Are mobile 2FA verification PINs completely random? In my experience, when I have to use some 6 digit pin to log in to, say, my internet banking, or some other service which requires 2FA; the PIN itself always seems "catchy".
Example PINs include:

*

*232323

*888666

*120130

*112211

*228229
Is this my brain trying to find patterns, or is their generation somehow done in such away which prefers "catchy" PINs (to make them easy to remember when typing them in)? It feels like I never get a truly "random feeling" PIN like 703926 (say).
 A: 
Is this my brain trying to find patterns [...]?

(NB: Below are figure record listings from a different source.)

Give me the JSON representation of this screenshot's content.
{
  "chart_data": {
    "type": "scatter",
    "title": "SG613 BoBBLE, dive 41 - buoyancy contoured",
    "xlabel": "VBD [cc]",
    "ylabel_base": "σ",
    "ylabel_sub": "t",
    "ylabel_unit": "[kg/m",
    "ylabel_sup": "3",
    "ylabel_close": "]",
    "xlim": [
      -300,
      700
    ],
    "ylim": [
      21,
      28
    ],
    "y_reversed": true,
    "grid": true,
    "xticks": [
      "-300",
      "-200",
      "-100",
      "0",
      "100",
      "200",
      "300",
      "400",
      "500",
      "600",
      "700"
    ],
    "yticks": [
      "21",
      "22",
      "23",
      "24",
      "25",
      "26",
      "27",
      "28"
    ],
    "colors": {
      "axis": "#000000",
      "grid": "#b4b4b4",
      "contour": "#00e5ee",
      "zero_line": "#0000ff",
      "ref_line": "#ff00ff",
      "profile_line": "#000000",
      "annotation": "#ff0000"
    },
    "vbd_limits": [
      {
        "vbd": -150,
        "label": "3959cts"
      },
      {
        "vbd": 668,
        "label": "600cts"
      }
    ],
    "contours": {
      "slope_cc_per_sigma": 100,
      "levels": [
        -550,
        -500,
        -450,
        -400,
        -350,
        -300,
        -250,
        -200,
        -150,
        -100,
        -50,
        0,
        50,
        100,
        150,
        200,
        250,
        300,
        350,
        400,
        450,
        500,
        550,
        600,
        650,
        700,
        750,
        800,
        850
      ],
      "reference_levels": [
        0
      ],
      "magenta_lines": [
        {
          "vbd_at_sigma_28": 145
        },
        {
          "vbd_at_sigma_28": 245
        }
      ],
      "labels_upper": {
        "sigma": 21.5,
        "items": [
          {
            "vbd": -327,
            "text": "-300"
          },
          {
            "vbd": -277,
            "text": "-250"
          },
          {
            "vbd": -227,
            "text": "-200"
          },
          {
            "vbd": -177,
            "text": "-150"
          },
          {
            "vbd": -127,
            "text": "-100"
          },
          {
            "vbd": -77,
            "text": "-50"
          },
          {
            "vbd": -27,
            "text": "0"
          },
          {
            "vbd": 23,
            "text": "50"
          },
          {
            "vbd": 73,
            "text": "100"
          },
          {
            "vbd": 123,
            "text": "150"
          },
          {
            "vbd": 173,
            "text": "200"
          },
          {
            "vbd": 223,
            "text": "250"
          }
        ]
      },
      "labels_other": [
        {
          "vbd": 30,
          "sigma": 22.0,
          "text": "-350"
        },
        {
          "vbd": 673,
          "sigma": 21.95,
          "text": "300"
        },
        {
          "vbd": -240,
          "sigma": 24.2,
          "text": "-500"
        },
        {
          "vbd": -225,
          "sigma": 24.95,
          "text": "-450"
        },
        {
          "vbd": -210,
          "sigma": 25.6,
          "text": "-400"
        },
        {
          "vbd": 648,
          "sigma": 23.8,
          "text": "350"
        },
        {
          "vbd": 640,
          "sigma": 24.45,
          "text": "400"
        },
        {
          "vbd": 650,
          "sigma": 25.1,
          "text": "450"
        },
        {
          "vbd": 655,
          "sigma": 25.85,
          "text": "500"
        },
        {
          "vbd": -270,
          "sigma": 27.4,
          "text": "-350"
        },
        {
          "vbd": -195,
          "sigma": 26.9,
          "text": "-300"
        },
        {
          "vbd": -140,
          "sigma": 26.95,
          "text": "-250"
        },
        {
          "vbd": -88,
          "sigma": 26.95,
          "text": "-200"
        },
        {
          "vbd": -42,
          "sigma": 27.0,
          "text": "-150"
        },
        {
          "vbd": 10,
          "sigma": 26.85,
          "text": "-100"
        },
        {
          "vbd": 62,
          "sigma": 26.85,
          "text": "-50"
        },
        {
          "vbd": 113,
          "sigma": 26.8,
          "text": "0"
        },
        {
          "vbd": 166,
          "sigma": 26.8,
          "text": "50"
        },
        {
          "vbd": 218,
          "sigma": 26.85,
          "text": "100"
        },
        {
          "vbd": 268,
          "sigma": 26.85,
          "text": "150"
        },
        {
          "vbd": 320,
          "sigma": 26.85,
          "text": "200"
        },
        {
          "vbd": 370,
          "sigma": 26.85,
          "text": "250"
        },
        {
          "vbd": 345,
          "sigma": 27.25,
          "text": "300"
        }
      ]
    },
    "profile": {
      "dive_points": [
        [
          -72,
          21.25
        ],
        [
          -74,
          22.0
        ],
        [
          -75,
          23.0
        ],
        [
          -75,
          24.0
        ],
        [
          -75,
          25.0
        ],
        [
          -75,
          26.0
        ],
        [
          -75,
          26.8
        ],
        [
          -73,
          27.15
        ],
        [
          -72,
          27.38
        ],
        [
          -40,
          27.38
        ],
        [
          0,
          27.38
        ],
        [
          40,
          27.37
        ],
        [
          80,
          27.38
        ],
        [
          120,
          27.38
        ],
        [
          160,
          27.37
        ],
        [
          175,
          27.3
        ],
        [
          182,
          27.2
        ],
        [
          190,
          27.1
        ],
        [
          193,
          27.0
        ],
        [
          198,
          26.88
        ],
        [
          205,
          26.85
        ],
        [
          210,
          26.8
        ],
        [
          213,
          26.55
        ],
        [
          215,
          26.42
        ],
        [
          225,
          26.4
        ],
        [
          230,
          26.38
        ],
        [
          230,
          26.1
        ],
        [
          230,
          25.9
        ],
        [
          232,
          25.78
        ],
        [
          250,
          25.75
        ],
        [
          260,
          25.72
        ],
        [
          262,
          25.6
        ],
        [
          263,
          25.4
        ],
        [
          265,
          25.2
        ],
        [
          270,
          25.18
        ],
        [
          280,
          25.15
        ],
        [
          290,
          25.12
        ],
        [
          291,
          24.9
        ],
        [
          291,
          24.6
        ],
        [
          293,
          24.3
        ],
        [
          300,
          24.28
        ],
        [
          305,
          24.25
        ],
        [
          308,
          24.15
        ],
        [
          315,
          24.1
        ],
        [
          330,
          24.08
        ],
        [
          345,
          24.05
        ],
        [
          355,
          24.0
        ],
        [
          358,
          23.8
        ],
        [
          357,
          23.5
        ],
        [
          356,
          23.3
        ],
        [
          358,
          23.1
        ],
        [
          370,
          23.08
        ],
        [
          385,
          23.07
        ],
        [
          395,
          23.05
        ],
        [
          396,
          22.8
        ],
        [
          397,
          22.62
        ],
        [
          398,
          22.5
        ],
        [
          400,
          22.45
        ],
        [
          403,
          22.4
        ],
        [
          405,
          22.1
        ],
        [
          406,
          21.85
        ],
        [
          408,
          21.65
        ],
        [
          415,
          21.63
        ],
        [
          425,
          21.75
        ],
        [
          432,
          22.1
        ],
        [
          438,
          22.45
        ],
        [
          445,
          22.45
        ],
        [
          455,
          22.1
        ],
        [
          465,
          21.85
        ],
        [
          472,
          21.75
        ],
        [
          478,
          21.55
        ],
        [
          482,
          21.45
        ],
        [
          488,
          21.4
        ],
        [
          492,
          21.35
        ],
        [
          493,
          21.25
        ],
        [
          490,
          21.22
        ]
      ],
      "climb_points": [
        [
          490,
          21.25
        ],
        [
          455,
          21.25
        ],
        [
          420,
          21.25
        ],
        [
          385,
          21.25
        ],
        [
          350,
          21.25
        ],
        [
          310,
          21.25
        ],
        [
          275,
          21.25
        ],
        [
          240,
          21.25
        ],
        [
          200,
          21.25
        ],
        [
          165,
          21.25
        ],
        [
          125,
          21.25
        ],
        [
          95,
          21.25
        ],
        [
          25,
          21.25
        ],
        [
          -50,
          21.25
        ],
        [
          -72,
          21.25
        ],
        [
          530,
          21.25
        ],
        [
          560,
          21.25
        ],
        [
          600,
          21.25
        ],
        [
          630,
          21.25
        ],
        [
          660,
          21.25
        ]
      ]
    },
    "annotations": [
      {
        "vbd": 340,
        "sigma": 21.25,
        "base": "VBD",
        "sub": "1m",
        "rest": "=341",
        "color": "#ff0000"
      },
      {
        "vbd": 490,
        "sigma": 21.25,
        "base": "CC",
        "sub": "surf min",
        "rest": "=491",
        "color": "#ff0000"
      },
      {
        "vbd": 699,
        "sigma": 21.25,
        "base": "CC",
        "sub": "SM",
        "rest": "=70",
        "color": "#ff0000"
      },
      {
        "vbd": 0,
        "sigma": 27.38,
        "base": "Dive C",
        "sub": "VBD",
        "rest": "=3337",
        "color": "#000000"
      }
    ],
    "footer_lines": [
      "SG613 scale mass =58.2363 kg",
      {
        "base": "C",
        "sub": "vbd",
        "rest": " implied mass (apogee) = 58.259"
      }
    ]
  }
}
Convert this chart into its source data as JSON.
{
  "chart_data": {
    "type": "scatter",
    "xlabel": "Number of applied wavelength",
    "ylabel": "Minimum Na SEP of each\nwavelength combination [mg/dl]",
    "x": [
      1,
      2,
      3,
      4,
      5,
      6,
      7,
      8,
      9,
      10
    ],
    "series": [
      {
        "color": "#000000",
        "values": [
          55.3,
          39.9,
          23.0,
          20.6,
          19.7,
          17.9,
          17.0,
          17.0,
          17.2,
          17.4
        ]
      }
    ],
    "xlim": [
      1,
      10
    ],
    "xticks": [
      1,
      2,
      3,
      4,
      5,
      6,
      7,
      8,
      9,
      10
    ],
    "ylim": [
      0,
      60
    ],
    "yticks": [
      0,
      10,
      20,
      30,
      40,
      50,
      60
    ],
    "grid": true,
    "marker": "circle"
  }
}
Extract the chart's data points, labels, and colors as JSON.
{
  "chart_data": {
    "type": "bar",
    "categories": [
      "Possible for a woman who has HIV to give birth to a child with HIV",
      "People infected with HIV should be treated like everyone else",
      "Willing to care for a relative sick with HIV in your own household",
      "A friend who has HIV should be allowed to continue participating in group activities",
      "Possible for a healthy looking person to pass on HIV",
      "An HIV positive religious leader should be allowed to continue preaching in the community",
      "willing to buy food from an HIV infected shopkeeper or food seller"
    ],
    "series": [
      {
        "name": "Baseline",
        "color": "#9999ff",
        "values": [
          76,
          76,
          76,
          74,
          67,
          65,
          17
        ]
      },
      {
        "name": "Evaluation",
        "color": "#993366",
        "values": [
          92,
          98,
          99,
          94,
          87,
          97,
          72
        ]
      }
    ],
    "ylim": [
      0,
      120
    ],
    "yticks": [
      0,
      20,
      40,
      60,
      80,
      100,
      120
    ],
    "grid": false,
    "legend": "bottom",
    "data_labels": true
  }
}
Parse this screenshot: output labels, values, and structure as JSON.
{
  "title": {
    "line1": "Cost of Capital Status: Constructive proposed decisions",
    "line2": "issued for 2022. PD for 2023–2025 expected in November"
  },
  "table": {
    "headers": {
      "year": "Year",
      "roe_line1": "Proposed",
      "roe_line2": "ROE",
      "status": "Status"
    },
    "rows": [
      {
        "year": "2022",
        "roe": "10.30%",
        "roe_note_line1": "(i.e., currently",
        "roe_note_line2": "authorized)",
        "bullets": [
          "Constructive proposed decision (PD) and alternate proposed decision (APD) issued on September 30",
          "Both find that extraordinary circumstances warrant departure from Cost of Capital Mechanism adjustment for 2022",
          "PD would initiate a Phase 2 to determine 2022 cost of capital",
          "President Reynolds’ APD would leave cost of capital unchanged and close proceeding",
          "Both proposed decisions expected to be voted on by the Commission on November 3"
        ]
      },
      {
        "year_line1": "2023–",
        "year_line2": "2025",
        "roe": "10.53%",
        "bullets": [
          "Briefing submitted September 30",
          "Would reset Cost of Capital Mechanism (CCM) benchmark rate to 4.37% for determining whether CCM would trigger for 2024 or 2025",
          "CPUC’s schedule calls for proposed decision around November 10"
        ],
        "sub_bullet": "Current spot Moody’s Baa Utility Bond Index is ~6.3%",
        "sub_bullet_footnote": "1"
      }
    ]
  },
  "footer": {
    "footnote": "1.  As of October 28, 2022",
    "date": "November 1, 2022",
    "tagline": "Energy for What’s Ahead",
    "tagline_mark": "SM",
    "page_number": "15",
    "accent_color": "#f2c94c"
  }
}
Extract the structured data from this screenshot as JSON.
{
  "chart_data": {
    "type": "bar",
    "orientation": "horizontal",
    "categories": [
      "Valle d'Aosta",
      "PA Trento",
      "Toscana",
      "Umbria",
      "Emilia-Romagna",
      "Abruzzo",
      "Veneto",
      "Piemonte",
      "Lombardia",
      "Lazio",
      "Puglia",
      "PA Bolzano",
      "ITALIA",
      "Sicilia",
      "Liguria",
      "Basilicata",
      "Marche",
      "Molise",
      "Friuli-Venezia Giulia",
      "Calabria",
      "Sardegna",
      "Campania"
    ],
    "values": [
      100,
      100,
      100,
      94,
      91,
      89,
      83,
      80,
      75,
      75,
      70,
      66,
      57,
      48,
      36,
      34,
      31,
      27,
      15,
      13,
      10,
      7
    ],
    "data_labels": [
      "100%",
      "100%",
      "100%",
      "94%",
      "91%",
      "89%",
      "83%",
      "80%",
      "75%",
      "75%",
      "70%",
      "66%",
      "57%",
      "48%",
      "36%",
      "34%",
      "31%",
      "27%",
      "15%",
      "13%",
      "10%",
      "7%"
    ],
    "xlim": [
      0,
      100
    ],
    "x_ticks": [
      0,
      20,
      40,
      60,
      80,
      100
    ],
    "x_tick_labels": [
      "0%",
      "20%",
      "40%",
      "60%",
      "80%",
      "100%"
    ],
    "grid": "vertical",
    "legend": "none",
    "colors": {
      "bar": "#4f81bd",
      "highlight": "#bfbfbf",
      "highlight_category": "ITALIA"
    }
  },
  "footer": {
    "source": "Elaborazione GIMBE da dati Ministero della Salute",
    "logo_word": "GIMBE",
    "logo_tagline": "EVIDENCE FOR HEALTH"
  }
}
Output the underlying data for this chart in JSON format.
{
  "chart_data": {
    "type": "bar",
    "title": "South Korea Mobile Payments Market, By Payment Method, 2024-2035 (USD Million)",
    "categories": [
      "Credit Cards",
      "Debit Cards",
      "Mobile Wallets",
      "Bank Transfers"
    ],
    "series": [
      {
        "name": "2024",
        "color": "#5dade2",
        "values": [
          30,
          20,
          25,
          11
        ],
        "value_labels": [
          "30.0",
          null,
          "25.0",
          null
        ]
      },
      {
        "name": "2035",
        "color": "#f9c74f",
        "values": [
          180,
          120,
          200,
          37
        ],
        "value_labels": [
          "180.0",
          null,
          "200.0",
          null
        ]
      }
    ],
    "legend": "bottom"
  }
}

Yes. The numbers generated internally are actually fully random 31-bit integers which then get reduced $\bmod 10^6$ yielding a bias of less than $2^{10}$ to small values (the bias gets slightly worse for 7 and 8 digits).
Details
The actual details are in RFC 6238 (TOTP) which esstially just invokes HOTP (RFC 4226) with a conversion of the current time in seconds (since epoch) into the number of time steps (since epoch). HOTP then essentially computes $\operatorname{HMAC-SHA1}(K,C)$ using a fixed shared key between you and the service and using the counter value $C$ as derived from the time. This yields a 20 byte random value (assuming HMAC-SHA1 is a PRF which is a pretty weak and still true assumption). From these 20 random bytes 31 random bits are extracted in an non-straightforward (and security-wise useless) way. Then these 31 bits are treated as a normal 32-bit integer by your processor (with the top bit cleared to avoid wonkiness in the modular reduction) and reduced modulo $10^6$ yielding the displayed number.
Applying a PRF keyed with a random key to a not before queried value yields a freshly random value (if not the PRF assumption would be broken). Extracting the 31 bits is (hopefully) done in a way that preserves as much entropy as possible (i.e. 31 bit). Reducing a 31-bit value $\bmod 10^d$ then introduces a small bias towards the low $2^{31}\bmod 10^d$ values by about $10^d/2^{31}$ which is small enough for all standardized values of $d\in\{6,7,8\}$ - especially given the fact that we only have 31 bits to work with here.